Alan Truman 13 October 2011

Pot Pourri Bowl with Lid and Finial

This item was made in three pieces see final photo.See Alan's photos

Alan had already defined the “scoops” in the base, and began by mounting it on the lathe. He turned a void for an expansion chuck and delineated a foot. He then turned the outside of the bowl, from outside edge to centre. Normally this would be done from centre to edge (with the grain), but this way avoided tear-out at the points. Having done this, he power sanded from 120 to 320, locking the spindle to power sand each “scoop”, photo AT11_05

He brushed off the dust, covered the lathe bed and gave the item two coats of cellulose sanding sealer which was diluted 50/50 with cellulose thinners, applying it with a rag. He followed this with Briwax applied with 0000 wire wool and buffed it to a shine with a soft cloth.
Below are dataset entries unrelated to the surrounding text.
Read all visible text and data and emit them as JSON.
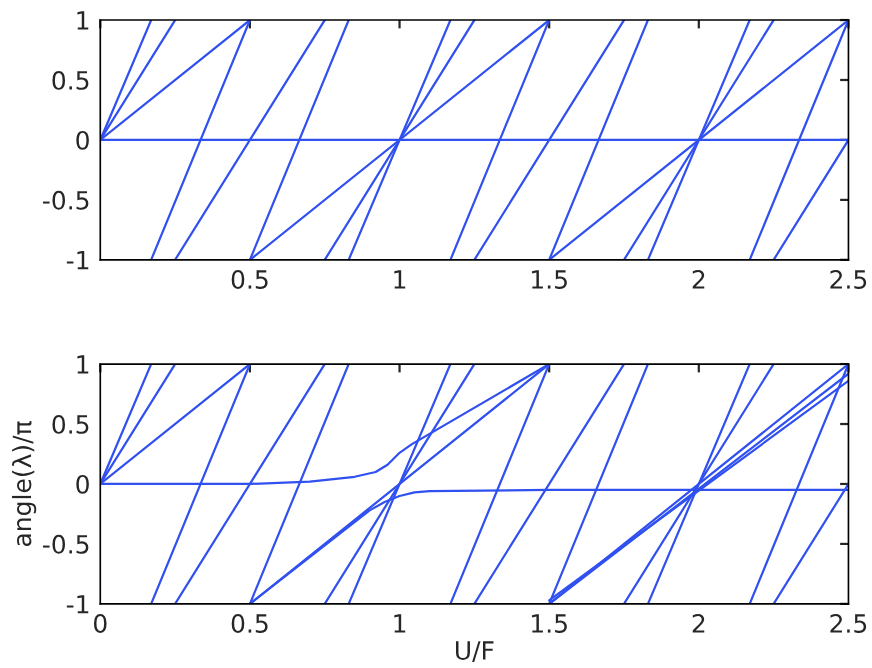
{
  "chart_data": [
    {
      "type": "line",
      "xlim": [
        0,
        2.5
      ],
      "ylim": [
        -1,
        1
      ],
      "xticks": [
        {
          "value": 0,
          "label": null
        },
        0.5,
        1,
        1.5,
        2,
        2.5
      ],
      "yticks": [
        -1,
        -0.5,
        0,
        0.5,
        1
      ],
      "series": [
        {
          "color": "#3050f0",
          "x": [
            0,
            2.5
          ],
          "values": [
            0,
            0
          ]
        },
        {
          "color": "#3050f0",
          "x": [
            0,
            0.5
          ],
          "values": [
            0,
            1
          ]
        },
        {
          "color": "#3050f0",
          "x": [
            0.5,
            1.5
          ],
          "values": [
            -1,
            1
          ]
        },
        {
          "color": "#3050f0",
          "x": [
            1.5,
            2.5
          ],
          "values": [
            -1,
            1
          ]
        },
        {
          "color": "#3050f0",
          "x": [
            0,
            0.25
          ],
          "values": [
            0,
            1
          ]
        },
        {
          "color": "#3050f0",
          "x": [
            0.25,
            0.75
          ],
          "values": [
            -1,
            1
          ]
        },
        {
          "color": "#3050f0",
          "x": [
            0.75,
            1.25
          ],
          "values": [
            -1,
            1
          ]
        },
        {
          "color": "#3050f0",
          "x": [
            1.25,
            1.75
          ],
          "values": [
            -1,
            1
          ]
        },
        {
          "color": "#3050f0",
          "x": [
            1.75,
            2.25
          ],
          "values": [
            -1,
            1
          ]
        },
        {
          "color": "#3050f0",
          "x": [
            2.25,
            2.5
          ],
          "values": [
            -1,
            0
          ]
        },
        {
          "color": "#3050f0",
          "x": [
            0,
            0.17
          ],
          "values": [
            0,
            1
          ]
        },
        {
          "color": "#3050f0",
          "x": [
            0.17,
            0.5
          ],
          "values": [
            -1,
            1
          ]
        },
        {
          "color": "#3050f0",
          "x": [
            0.5,
            0.83
          ],
          "values": [
            -1,
            1
          ]
        },
        {
          "color": "#3050f0",
          "x": [
            0.83,
            1.17
          ],
          "values": [
            -1,
            1
          ]
        },
        {
          "color": "#3050f0",
          "x": [
            1.17,
            1.5
          ],
          "values": [
            -1,
            1
          ]
        },
        {
          "color": "#3050f0",
          "x": [
            1.5,
            1.83
          ],
          "values": [
            -1,
            1
          ]
        },
        {
          "color": "#3050f0",
          "x": [
            1.83,
            2.17
          ],
          "values": [
            -1,
            1
          ]
        },
        {
          "color": "#3050f0",
          "x": [
            2.17,
            2.5
          ],
          "values": [
            -1,
            1
          ]
        }
      ]
    },
    {
      "type": "line",
      "xlabel": "U/F",
      "ylabel": "angle(λ)/π",
      "xlim": [
        0,
        2.5
      ],
      "ylim": [
        -1,
        1
      ],
      "xticks": [
        0,
        0.5,
        1,
        1.5,
        2,
        2.5
      ],
      "yticks": [
        -1,
        -0.5,
        0,
        0.5,
        1
      ],
      "series": [
        {
          "color": "#3050f0",
          "x": [
            0,
            0.5,
            0.7,
            0.85,
            0.92,
            0.96,
            1.0,
            1.04,
            1.5
          ],
          "values": [
            0,
            0,
            0.02,
            0.06,
            0.1,
            0.16,
            0.26,
            0.33,
            1
          ]
        },
        {
          "color": "#3050f0",
          "x": [
            0.5,
            0.9,
            0.95,
            1.0,
            1.05,
            1.1,
            1.5,
            2.5
          ],
          "values": [
            -1,
            -0.22,
            -0.15,
            -0.1,
            -0.07,
            -0.06,
            -0.05,
            -0.05
          ]
        },
        {
          "color": "#3050f0",
          "x": [
            0,
            0.5
          ],
          "values": [
            0,
            1
          ]
        },
        {
          "color": "#3050f0",
          "x": [
            0.5,
            1.5
          ],
          "values": [
            -1,
            1
          ]
        },
        {
          "color": "#3050f0",
          "x": [
            1.5,
            2.5
          ],
          "values": [
            -1,
            1
          ]
        },
        {
          "color": "#3050f0",
          "x": [
            1.5,
            2.5
          ],
          "values": [
            -1,
            0.92
          ]
        },
        {
          "color": "#3050f0",
          "x": [
            1.5,
            2.5
          ],
          "values": [
            -0.97,
            0.86
          ]
        },
        {
          "color": "#3050f0",
          "x": [
            0,
            0.25
          ],
          "values": [
            0,
            1
          ]
        },
        {
          "color": "#3050f0",
          "x": [
            0.25,
            0.75
          ],
          "values": [
            -1,
            1
          ]
        },
        {
          "color": "#3050f0",
          "x": [
            0.75,
            1.25
          ],
          "values": [
            -1,
            1
          ]
        },
        {
          "color": "#3050f0",
          "x": [
            1.25,
            1.75
          ],
          "values": [
            -1,
            1
          ]
        },
        {
          "color": "#3050f0",
          "x": [
            1.75,
            2.25
          ],
          "values": [
            -1,
            1
          ]
        },
        {
          "color": "#3050f0",
          "x": [
            2.25,
            2.5
          ],
          "values": [
            -1,
            0
          ]
        },
        {
          "color": "#3050f0",
          "x": [
            0,
            0.17
          ],
          "values": [
            0,
            1
          ]
        },
        {
          "color": "#3050f0",
          "x": [
            0.17,
            0.5
          ],
          "values": [
            -1,
            1
          ]
        },
        {
          "color": "#3050f0",
          "x": [
            0.5,
            0.83
          ],
          "values": [
            -1,
            1
          ]
        },
        {
          "color": "#3050f0",
          "x": [
            0.83,
            1.17
          ],
          "values": [
            -1,
            1
          ]
        },
        {
          "color": "#3050f0",
          "x": [
            1.17,
            1.5
          ],
          "values": [
            -1,
            1
          ]
        },
        {
          "color": "#3050f0",
          "x": [
            1.5,
            1.83
          ],
          "values": [
            -1,
            1
          ]
        },
        {
          "color": "#3050f0",
          "x": [
            1.83,
            2.17
          ],
          "values": [
            -1,
            1
          ]
        },
        {
          "color": "#3050f0",
          "x": [
            2.17,
            2.5
          ],
          "values": [
            -1,
            1
          ]
        }
      ]
    }
  ]
}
The piece was reversed, checked for true running and the bowl hollowed – again from outside edge to centre – undercutting the rim. He began each cut about 1/8” from the rim, riding the bevel. He used callipers (photo AT11_06) to measure the depth and made final cuts to leave as few tool marks as possible. Alan power sanded, again from 120 – 320, brushed away the dust, applied sanding sealer and polished as before. (photo AT11_07)
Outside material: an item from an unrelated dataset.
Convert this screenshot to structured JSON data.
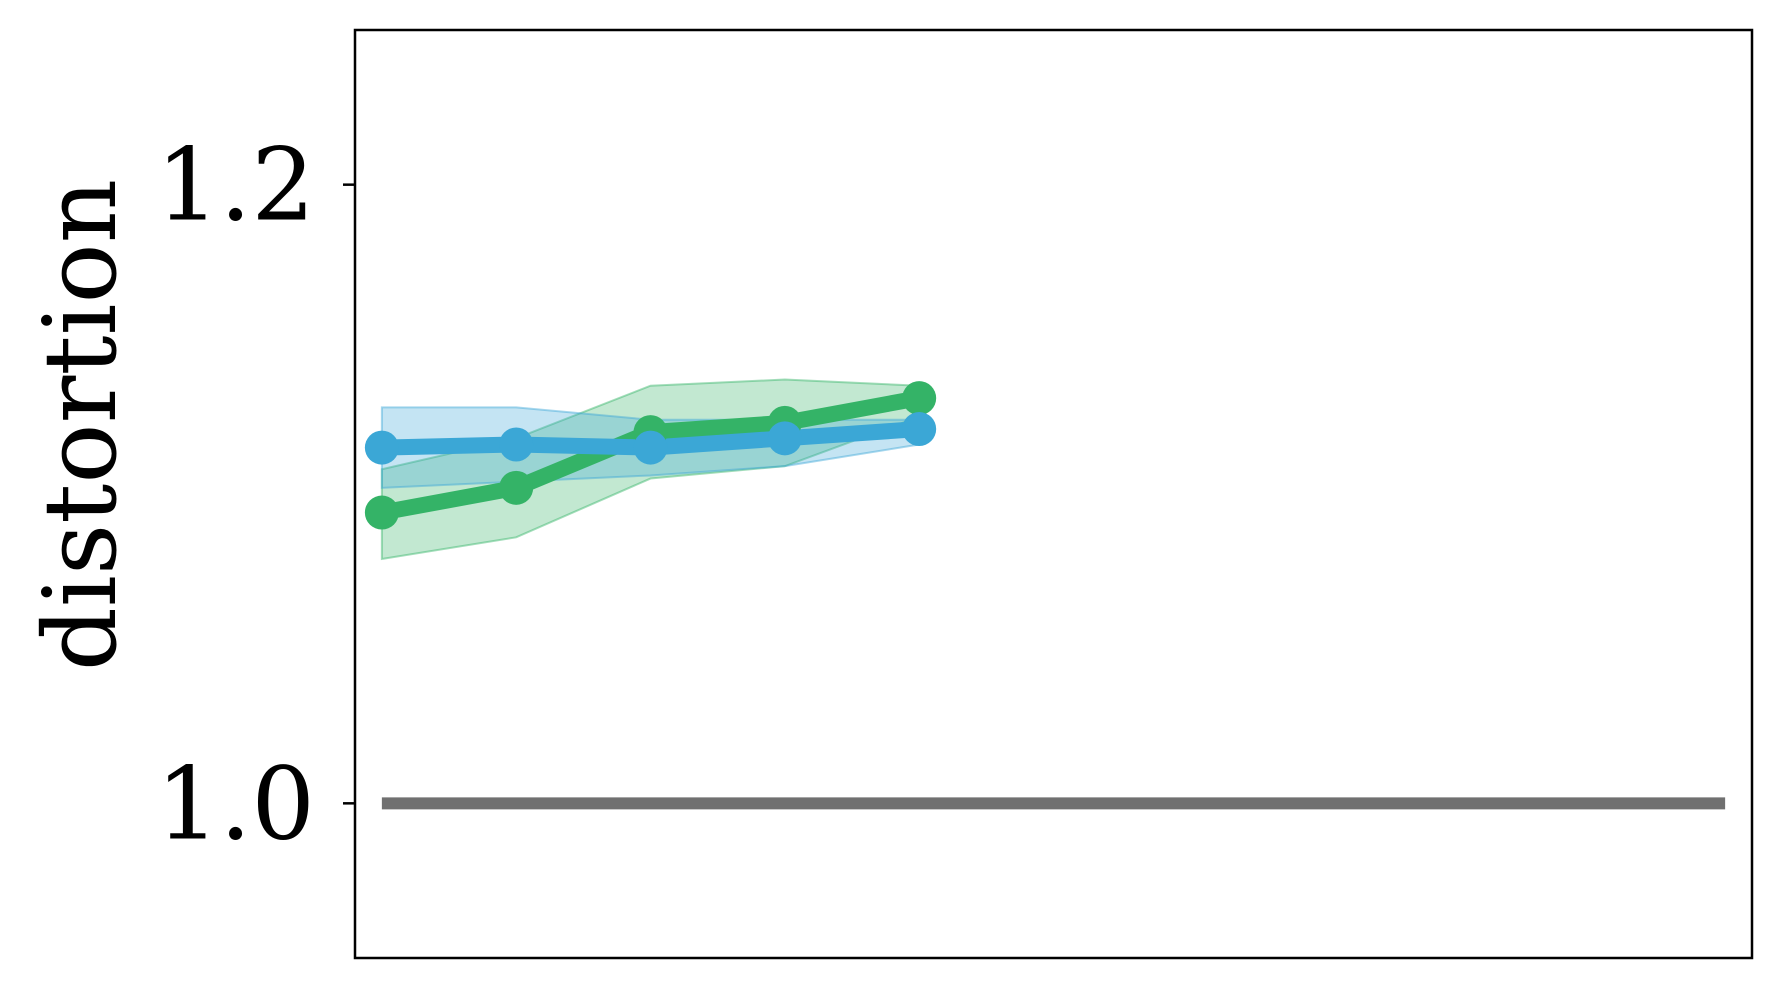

The lid already had holes drilled in it part through, and this was mounted on the lathe using a screw chuck. Alan stressed he was looking for a “relaxed” fit. (photo AT11_08) He trued the face from the outside edge, establishing the diameter needed by offering up the already turned base. He proceeded to hollow the lid until the holes were reached. (photo AT11_10) To avoid tearing the holes he turned the flute upwards and allowed the bevel to rub. He left a “boss” to accommodate the screw chuck and made a 1/8” deep chucking point. ( photo AT11_12) He left a small raised area where a finial would be mounted. Just one coat of sanding sealer was applied, but no polish, and then careful power sanding with 120 grit. The inside of the holes were sanded by hand, using abrasive wrapped around a dowel. The lid was re-chucked using the recess, trued up, and the top turned to match the inside curve. (photo AT11_14). The outside was sanded and polished as for the base. (photo AT11_15)
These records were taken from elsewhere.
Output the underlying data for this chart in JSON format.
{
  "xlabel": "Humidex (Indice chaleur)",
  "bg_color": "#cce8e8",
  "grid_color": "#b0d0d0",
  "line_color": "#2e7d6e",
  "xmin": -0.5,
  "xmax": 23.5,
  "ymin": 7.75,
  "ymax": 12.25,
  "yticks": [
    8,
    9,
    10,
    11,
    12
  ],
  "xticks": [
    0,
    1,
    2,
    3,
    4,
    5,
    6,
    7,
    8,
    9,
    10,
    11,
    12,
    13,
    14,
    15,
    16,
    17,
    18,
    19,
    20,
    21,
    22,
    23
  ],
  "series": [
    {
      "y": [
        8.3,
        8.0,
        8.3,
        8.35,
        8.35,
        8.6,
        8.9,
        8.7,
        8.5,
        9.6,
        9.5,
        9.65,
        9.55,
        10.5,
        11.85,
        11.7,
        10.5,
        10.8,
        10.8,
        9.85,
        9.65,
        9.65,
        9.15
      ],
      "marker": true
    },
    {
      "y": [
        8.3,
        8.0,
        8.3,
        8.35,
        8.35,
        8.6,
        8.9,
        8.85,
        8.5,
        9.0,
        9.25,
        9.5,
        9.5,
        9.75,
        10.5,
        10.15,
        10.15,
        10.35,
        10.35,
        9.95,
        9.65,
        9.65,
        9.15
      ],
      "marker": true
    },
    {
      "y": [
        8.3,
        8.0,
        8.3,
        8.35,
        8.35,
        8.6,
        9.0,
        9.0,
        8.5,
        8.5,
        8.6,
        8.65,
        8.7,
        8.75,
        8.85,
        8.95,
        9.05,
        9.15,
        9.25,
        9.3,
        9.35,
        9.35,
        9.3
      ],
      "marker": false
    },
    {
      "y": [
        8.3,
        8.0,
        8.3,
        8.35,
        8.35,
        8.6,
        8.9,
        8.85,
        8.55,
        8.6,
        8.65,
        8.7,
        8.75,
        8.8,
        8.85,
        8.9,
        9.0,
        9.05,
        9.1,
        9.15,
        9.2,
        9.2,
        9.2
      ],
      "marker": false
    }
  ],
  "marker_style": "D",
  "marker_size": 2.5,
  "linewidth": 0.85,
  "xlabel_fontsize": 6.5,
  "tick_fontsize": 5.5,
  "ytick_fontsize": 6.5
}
The yew finial blank was mounted in O’Donnell jaws (photo AT11_16) and the tailstock brought up for support to begin with. The item was roughed to a cylinder, planed with the skew, shaped, sanded, sealed and polished with carnauba was. It was parted with the long end of the skew, and glued in to the lid. (photo AT11_17).

See finished item (photo AT11_21). Alan kindly left a “kit” for the project for our raffle.